Just before returning to the palace after finishing my persuasion, I put on my uniform coat that had been hanging on the wall and voiced a question that suddenly came to mind.
“I did… why do you ask so suddenly?”
Ophelia, sitting askew on the sofa, tilted her head and asked back.
The feat of defeating five fairy guardians along with Perne and Hush.
When I first heard about it, I thought they had fought three against five with Perne as the vanguard, but the details I later received from Hush were quite different from what I expected.
Perne had faced one guardian alone, Hush had luckily assassinated one, and Ophelia had single-handedly annihilated the remaining three?
“How did you manage that?”
It was somewhat surprising.
Although Ophelia was a great mage who had obtained a dragon’s inner core, her crossing of the wall was a very recent event.
If she had faced three guardians in a confined space without a vanguard, she should have at least lost an arm under normal circumstances, but she had annihilated them without injuring even a fingertip.
“I’m not underestimating your skills, but even for you, three guardians must have been difficult.”
I was very curious about what method she had used.
“Oh, that?”
Ophelia smirked as she exhaled the mana herb smoke, tapped the half-burned herb into an ashtray, and then raised her left hand, wiggling her fingers.
“By a method that would bring divine punishment if I told the Holy Lady.”
With that, she gave me an answer that was difficult to understand.
“Divine punishment…?”
A method that would bring divine punishment if told to me?
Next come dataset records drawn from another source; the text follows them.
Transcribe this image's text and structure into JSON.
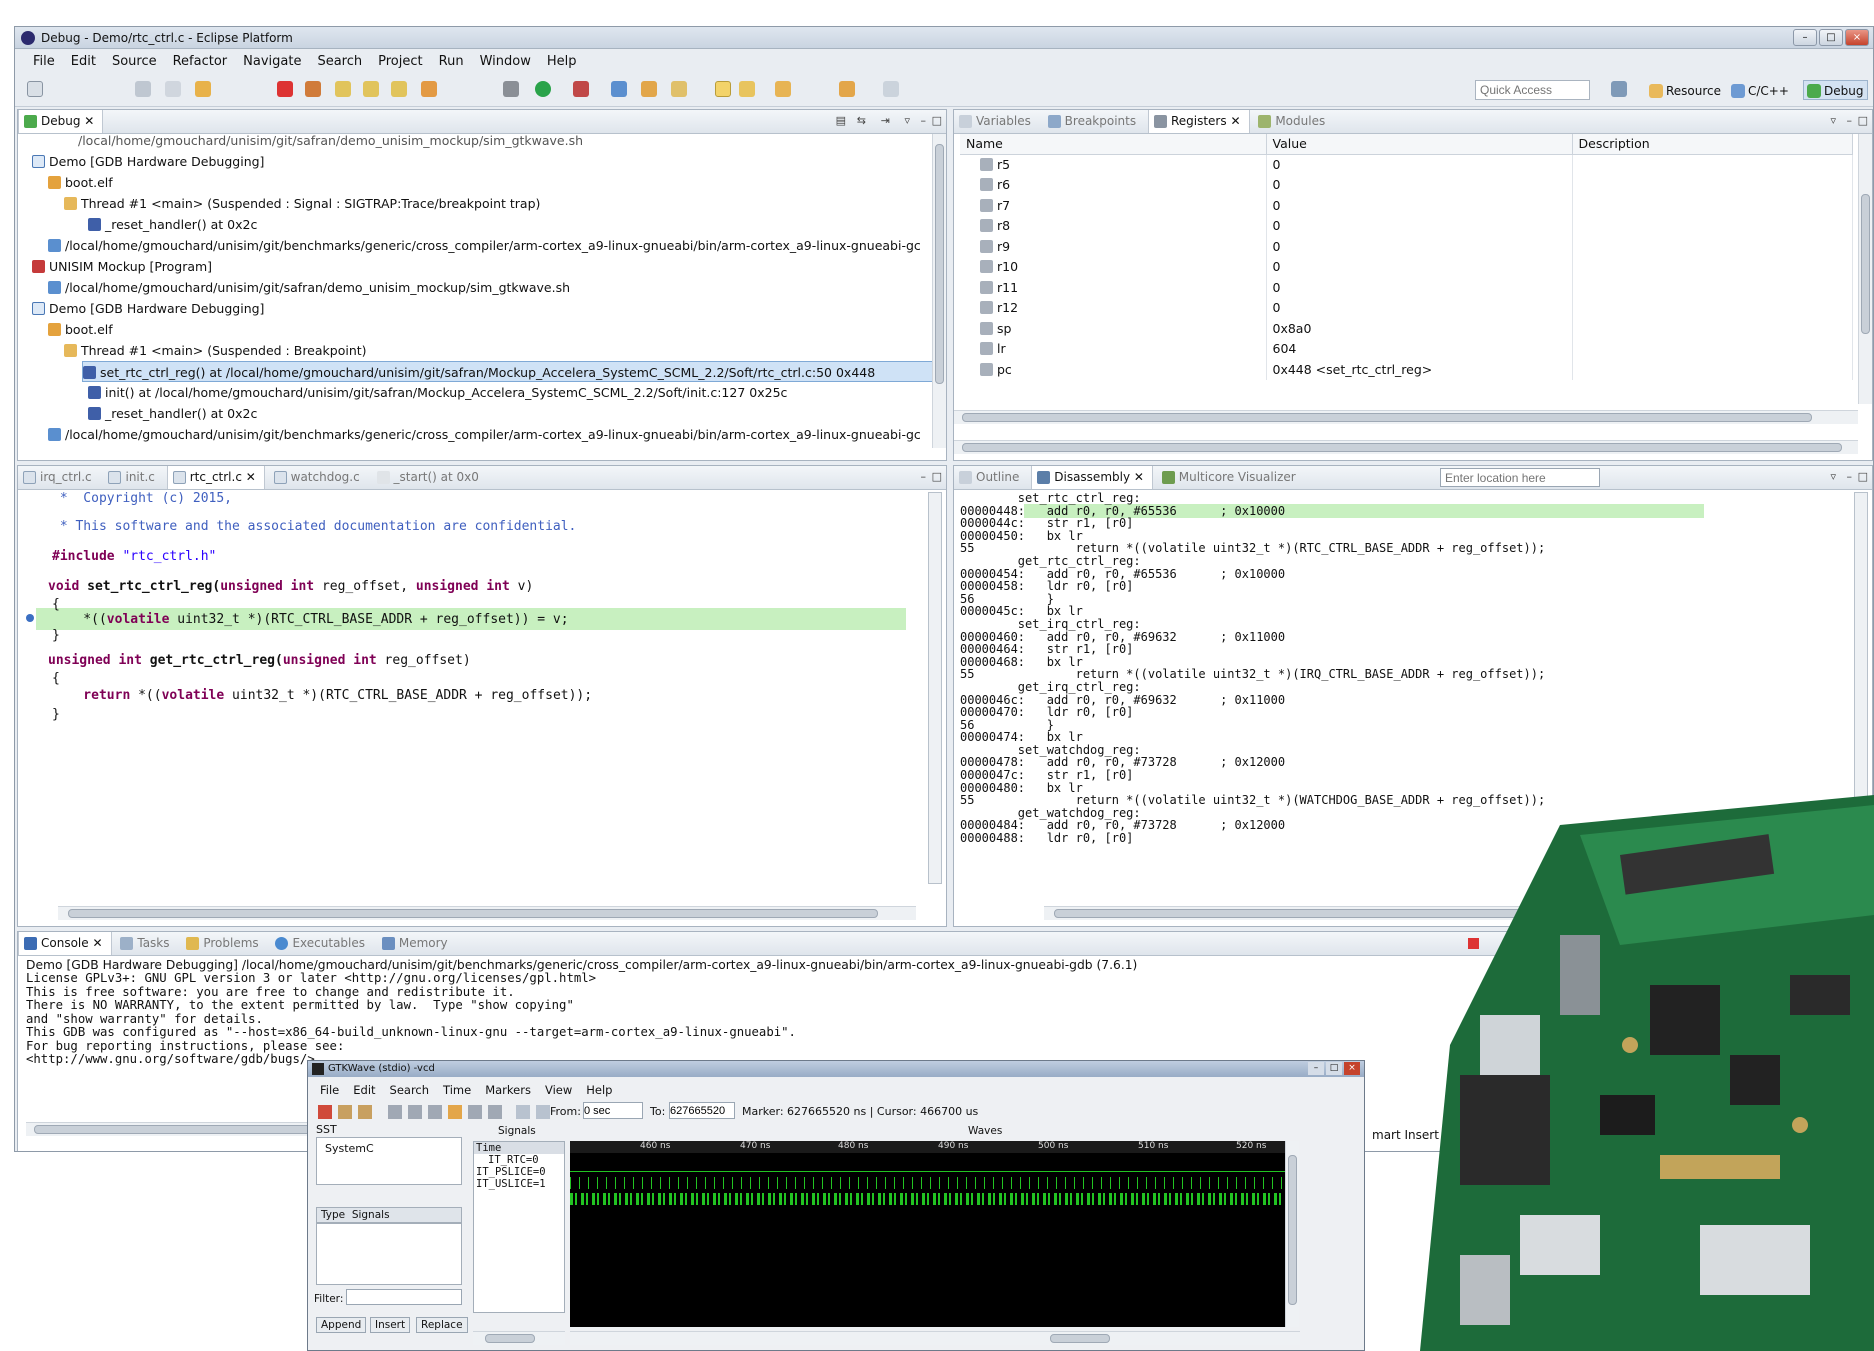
{
  "window": {
    "title": "Debug - Demo/rtc_ctrl.c - Eclipse Platform"
  },
  "menu": [
    "File",
    "Edit",
    "Source",
    "Refactor",
    "Navigate",
    "Search",
    "Project",
    "Run",
    "Window",
    "Help"
  ],
  "toolbar": {
    "quick_access_placeholder": "Quick Access",
    "perspectives": [
      "Resource",
      "C/C++",
      "Debug"
    ]
  },
  "debug_view": {
    "tab": "Debug",
    "rows": [
      "/local/home/gmouchard/unisim/git/safran/demo_unisim_mockup/sim_gtkwave.sh",
      "Demo [GDB Hardware Debugging]",
      "boot.elf",
      "Thread #1 <main> (Suspended : Signal : SIGTRAP:Trace/breakpoint trap)",
      "_reset_handler() at 0x2c",
      "/local/home/gmouchard/unisim/git/benchmarks/generic/cross_compiler/arm-cortex_a9-linux-gnueabi/bin/arm-cortex_a9-linux-gnueabi-gc",
      "UNISIM Mockup [Program]",
      "/local/home/gmouchard/unisim/git/safran/demo_unisim_mockup/sim_gtkwave.sh",
      "Demo [GDB Hardware Debugging]",
      "boot.elf",
      "Thread #1 <main> (Suspended : Breakpoint)",
      "set_rtc_ctrl_reg() at /local/home/gmouchard/unisim/git/safran/Mockup_Accelera_SystemC_SCML_2.2/Soft/rtc_ctrl.c:50 0x448",
      "init() at /local/home/gmouchard/unisim/git/safran/Mockup_Accelera_SystemC_SCML_2.2/Soft/init.c:127 0x25c",
      "_reset_handler() at 0x2c",
      "/local/home/gmouchard/unisim/git/benchmarks/generic/cross_compiler/arm-cortex_a9-linux-gnueabi/bin/arm-cortex_a9-linux-gnueabi-gc"
    ]
  },
  "registers_view": {
    "tabs": [
      "Variables",
      "Breakpoints",
      "Registers",
      "Modules"
    ],
    "columns": [
      "Name",
      "Value",
      "Description"
    ],
    "rows": [
      {
        "name": "r5",
        "value": "0"
      },
      {
        "name": "r6",
        "value": "0"
      },
      {
        "name": "r7",
        "value": "0"
      },
      {
        "name": "r8",
        "value": "0"
      },
      {
        "name": "r9",
        "value": "0"
      },
      {
        "name": "r10",
        "value": "0"
      },
      {
        "name": "r11",
        "value": "0"
      },
      {
        "name": "r12",
        "value": "0"
      },
      {
        "name": "sp",
        "value": "0x8a0"
      },
      {
        "name": "lr",
        "value": "604"
      },
      {
        "name": "pc",
        "value": "0x448 <set_rtc_ctrl_reg>"
      }
    ]
  },
  "editor": {
    "tabs": [
      "irq_ctrl.c",
      "init.c",
      "rtc_ctrl.c",
      "watchdog.c",
      "_start() at 0x0"
    ],
    "lines": {
      "l1": " *  Copyright (c) 2015,",
      "l2": " * This software and the associated documentation are confidential.",
      "l3_kw": "#include",
      "l3_str": " \"rtc_ctrl.h\"",
      "l4a": "void",
      "l4b": " set_rtc_ctrl_reg(",
      "l4c": "unsigned int",
      "l4d": " reg_offset, ",
      "l4e": "unsigned int",
      "l4f": " v)",
      "l5": "{",
      "l6a": "    *((",
      "l6b": "volatile",
      "l6c": " uint32_t *)(RTC_CTRL_BASE_ADDR + reg_offset)) = v;",
      "l7": "}",
      "l8a": "unsigned int",
      "l8b": " get_rtc_ctrl_reg(",
      "l8c": "unsigned int",
      "l8d": " reg_offset)",
      "l9": "{",
      "l10a": "    return",
      "l10b": " *((",
      "l10c": "volatile",
      "l10d": " uint32_t *)(RTC_CTRL_BASE_ADDR + reg_offset));",
      "l11": "}"
    }
  },
  "disassembly": {
    "tabs": [
      "Outline",
      "Disassembly",
      "Multicore Visualizer"
    ],
    "location_placeholder": "Enter location here",
    "text": "        set_rtc_ctrl_reg:\n00000448:   add r0, r0, #65536      ; 0x10000\n0000044c:   str r1, [r0]\n00000450:   bx lr\n55              return *((volatile uint32_t *)(RTC_CTRL_BASE_ADDR + reg_offset));\n        get_rtc_ctrl_reg:\n00000454:   add r0, r0, #65536      ; 0x10000\n00000458:   ldr r0, [r0]\n56          }\n0000045c:   bx lr\n        set_irq_ctrl_reg:\n00000460:   add r0, r0, #69632      ; 0x11000\n00000464:   str r1, [r0]\n00000468:   bx lr\n55              return *((volatile uint32_t *)(IRQ_CTRL_BASE_ADDR + reg_offset));\n        get_irq_ctrl_reg:\n0000046c:   add r0, r0, #69632      ; 0x11000\n00000470:   ldr r0, [r0]\n56          }\n00000474:   bx lr\n        set_watchdog_reg:\n00000478:   add r0, r0, #73728      ; 0x12000\n0000047c:   str r1, [r0]\n00000480:   bx lr\n55              return *((volatile uint32_t *)(WATCHDOG_BASE_ADDR + reg_offset));\n        get_watchdog_reg:\n00000484:   add r0, r0, #73728      ; 0x12000\n00000488:   ldr r0, [r0]"
  },
  "console": {
    "tabs": [
      "Console",
      "Tasks",
      "Problems",
      "Executables",
      "Memory"
    ],
    "header": "Demo [GDB Hardware Debugging] /local/home/gmouchard/unisim/git/benchmarks/generic/cross_compiler/arm-cortex_a9-linux-gnueabi/bin/arm-cortex_a9-linux-gnueabi-gdb (7.6.1)",
    "text": "License GPLv3+: GNU GPL version 3 or later <http://gnu.org/licenses/gpl.html>\nThis is free software: you are free to change and redistribute it.\nThere is NO WARRANTY, to the extent permitted by law.  Type \"show copying\"\nand \"show warranty\" for details.\nThis GDB was configured as \"--host=x86_64-build_unknown-linux-gnu --target=arm-cortex_a9-linux-gnueabi\".\nFor bug reporting instructions, please see:\n<http://www.gnu.org/software/gdb/bugs/>.",
    "status": "mart Insert"
  },
  "gtkwave": {
    "title": "GTKWave (stdio) -vcd",
    "menu": [
      "File",
      "Edit",
      "Search",
      "Time",
      "Markers",
      "View",
      "Help"
    ],
    "from_label": "From:",
    "from_value": "0 sec",
    "to_label": "To:",
    "to_value": "627665520",
    "marker": "Marker: 627665520 ns  |  Cursor: 466700 us",
    "sst": "SST",
    "tree_item": "SystemC",
    "type_col": "Type",
    "signals_col": "Signals",
    "filter_label": "Filter:",
    "buttons": [
      "Append",
      "Insert",
      "Replace"
    ],
    "signals_header": "Signals",
    "waves_header": "Waves",
    "time_label": "Time",
    "signal_list": [
      "IT_RTC=0",
      "IT_PSLICE=0",
      "IT_USLICE=1"
    ],
    "ticks": [
      "460 ns",
      "470 ns",
      "480 ns",
      "490 ns",
      "500 ns",
      "510 ns",
      "520 ns"
    ]
  }
}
What nonsense is this? Is she indirectly asking to be burned at the stake?
My expression must have been quite amusing, as Ophelia shook her shoulders while snickering for a while.
“Want me to show you?”
Then, saying it would be faster to see directly than to explain verbally, she gathered mana at her fingertips and shot it toward a cabinet fixed to one wall of the laboratory.
A moment later.
“Kigigigigik…!”
I learned how she had defeated three guardians without injury.
“What the actual fuck is this?”
Though a curse did spontaneously escape my lips upon seeing it.